A Europa e o FMI contribuíram para a depressão da Grécia com dois supostos resgates que exigiram cortes selvagens
No caso do Lehman Brothers, pelo menos Washington teve a flexibilidade de deixar seus princípios e lições de moral de lado e, uma vez iniciado o deus-nos-acuda, fez o que foi necessário para domar a fera e evitar uma Grande Depressão. Com a Europa às portas do seu próprio Lehman, é de se esperar que a mulher mais poderosa do continente, Angela Merkel, reaja como cabe. Até hoje, Merkel —apesar de um bom punhado de formidáveis erros de cálculo— foi mais ou menos eficaz defendendo suas regras, resolvendo momentos extremamente difíceis, mantendo o clube unido apesar dos pesares. A partir de hoje, com as regras e os consensos feridos de morte, será preciso pedir a Merkel que reaja para que na Europa caibam todos, inclusive os rivais.

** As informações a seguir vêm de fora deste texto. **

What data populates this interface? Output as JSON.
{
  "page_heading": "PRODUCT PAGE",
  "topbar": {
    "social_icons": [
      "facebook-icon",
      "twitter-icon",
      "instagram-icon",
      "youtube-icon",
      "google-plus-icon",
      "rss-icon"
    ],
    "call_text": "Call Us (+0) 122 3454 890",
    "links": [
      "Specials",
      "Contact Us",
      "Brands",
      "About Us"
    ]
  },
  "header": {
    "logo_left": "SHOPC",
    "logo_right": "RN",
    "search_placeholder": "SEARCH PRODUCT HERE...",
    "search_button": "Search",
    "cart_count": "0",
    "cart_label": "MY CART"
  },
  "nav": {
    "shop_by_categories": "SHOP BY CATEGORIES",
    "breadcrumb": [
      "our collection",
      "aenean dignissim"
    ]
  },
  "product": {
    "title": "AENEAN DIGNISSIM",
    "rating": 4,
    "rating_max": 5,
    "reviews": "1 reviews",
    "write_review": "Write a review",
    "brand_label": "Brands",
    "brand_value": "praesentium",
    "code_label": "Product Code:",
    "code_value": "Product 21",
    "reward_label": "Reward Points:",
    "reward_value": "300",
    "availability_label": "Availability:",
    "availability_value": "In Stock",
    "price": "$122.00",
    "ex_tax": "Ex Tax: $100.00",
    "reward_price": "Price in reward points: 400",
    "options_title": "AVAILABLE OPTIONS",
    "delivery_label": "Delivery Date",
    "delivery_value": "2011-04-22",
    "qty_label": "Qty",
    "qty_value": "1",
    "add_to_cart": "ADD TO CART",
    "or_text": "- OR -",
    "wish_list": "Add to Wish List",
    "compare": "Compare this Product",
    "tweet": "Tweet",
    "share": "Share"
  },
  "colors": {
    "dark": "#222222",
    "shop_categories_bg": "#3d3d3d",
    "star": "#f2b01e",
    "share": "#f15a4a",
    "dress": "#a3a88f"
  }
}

A crise grega é a segunda chance de Merkel. Nos próximos disparos do BCE ficará claro o que a chanceler decidiu, e veremos se Berlim é capaz de fazer o que é necessário e parece suficiente. Aos bancos gregos restam dois dias, três no máximo, antes de ficarem a zero e darem início a um perigoso dominó que poderia acabar com a Grécia fora do euro. Isso tem o potencial, segundo o historiador econômico Barry Eichengreen, de um Lehman Brothers ao quadrado. A esquerda europeia vagou como um verdadeiro fantasma durante toda a crise; é a sua vez, começando por François Hollande e Matteo Renzi, de arrumar a casa. A ala conservadora, liderada por Merkel, precisa evitar que o euro descarrile. “As distinções sociais só podem se basear na utilidade comum”, diz a Declaração dos Direitos do Homem e do Cidadão. É hora de a Alemanha e Merkel demonstrarem que tipo de líderes são, se é que são.